The first, third and fourth of appellee’s instructions are complained of by appellant.

The first, that it submitted the right of recovery for physician’s services furnished by appellee for his daughter in confinement, “as the jury believe, from the evidence he has sustained,” when there was no evidence that appellee had paid out or was liable for any mone}r for such purpose. We do not think this was reversible error even though technically erroneous, for the reason that the jury could not have been misled. If there was no evidence the jury would not allow for any charge of that kind under the instruction. And then appellant is estopped to complain, for a similar instruction was given at his own instance, permitting recovery for such expenditure, if any.

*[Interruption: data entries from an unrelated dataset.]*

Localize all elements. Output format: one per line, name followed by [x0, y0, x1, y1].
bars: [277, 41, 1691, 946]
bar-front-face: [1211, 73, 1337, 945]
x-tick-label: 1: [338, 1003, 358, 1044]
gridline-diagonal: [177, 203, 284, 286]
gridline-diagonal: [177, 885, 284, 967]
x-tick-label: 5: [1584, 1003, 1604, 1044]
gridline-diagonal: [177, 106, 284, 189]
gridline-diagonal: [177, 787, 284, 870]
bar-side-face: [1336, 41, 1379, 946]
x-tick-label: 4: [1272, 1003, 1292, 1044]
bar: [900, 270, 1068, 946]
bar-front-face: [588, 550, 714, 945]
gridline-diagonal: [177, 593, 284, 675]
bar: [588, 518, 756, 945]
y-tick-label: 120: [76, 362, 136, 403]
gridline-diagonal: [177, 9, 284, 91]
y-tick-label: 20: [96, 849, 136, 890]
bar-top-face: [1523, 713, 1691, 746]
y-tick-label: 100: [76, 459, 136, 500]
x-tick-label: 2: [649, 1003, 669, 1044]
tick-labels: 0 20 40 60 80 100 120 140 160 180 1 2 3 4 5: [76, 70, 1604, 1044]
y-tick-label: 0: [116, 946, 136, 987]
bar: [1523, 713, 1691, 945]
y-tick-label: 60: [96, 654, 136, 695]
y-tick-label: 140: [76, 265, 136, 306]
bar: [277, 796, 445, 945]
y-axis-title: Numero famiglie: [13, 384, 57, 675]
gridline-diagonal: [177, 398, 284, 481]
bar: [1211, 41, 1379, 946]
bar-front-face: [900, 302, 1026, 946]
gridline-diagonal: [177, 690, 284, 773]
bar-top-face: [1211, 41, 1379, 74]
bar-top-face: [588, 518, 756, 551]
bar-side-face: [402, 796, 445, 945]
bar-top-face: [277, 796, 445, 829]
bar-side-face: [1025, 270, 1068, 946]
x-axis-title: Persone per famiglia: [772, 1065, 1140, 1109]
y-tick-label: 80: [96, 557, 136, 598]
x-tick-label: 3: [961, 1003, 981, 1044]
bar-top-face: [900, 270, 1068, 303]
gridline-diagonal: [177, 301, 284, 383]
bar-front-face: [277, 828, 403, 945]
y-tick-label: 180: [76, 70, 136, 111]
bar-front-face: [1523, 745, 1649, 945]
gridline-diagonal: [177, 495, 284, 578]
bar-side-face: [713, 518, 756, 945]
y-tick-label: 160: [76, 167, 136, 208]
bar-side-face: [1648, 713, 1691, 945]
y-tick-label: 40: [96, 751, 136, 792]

The appellant objects to the third and fourth instructions given for appellee, in that they give the right of recovery for the wounded feelings of appellee and the dishonor and disgrace of appellee’s family, in case the appellee’s daughter was seduced by the appellant in manner and form alleged in the declaration.

It is objected that there was no charge in the declaration of seduction, but only appellee’s daughter was by appellant “ debauched,” and that he carnally knew her and that she became pregnant, etc.

We think the declaration is in the usual form and according to approved precedents (2 Chitty Pl. p. 643; 1 Chitty Pl. p. 134,) and that the word “debauched” is intended to cover the charge of seduction. White v. Murtland, 71 Ill. 250.

The question, of seduction was before the jury on the issue made in the declaration, and if made out it entitled the appellee to recover for the damages specified in the instructions complained of.

Besides this there could have been no misunderstanding on the part of the jury on this issue, as appellant’s instructions specifically defined what amounted to seduction, and unless it was proven no damages of the kind could be recovered.

We see no error in these instructions when explained by those given for appellant. The fourth instruction does not assume the appellee was entitled as matter of right to exemplary damages. It told the jury that appellee was entitled to recover such damages, among other, for the disgrace brought on himself and family as the jury should deem proper. This instruction is not subject to the criticism offered, for the reason that under it the jury had a discretion to say whether any such damages were proper under the evidence.

If the jury gave any on such account appellee was entitled to it, but not if the jury deemed such damages improper under the evidence. The court did not err in modifying or refusing any of appellant’s instructions.

The amount of damages, while large, we do not think exceeded what the jury had a legal right to give. The consequent injury to appellee and his family, caused by appellant in seducing his daughter, can scarcely be compensated for or satisfied in money.

In some communities and in the minds of good citizens the father is morally justified in taking the law in his own hands and slaying the seducer of his wife or daughter. While such a sentiment can not be approved, as being opposed to the laws of the land, yet it shows with what horror and indignation such an act is received in a civilized community.

Seeing no error in the record the judgment of the court below is affirmed.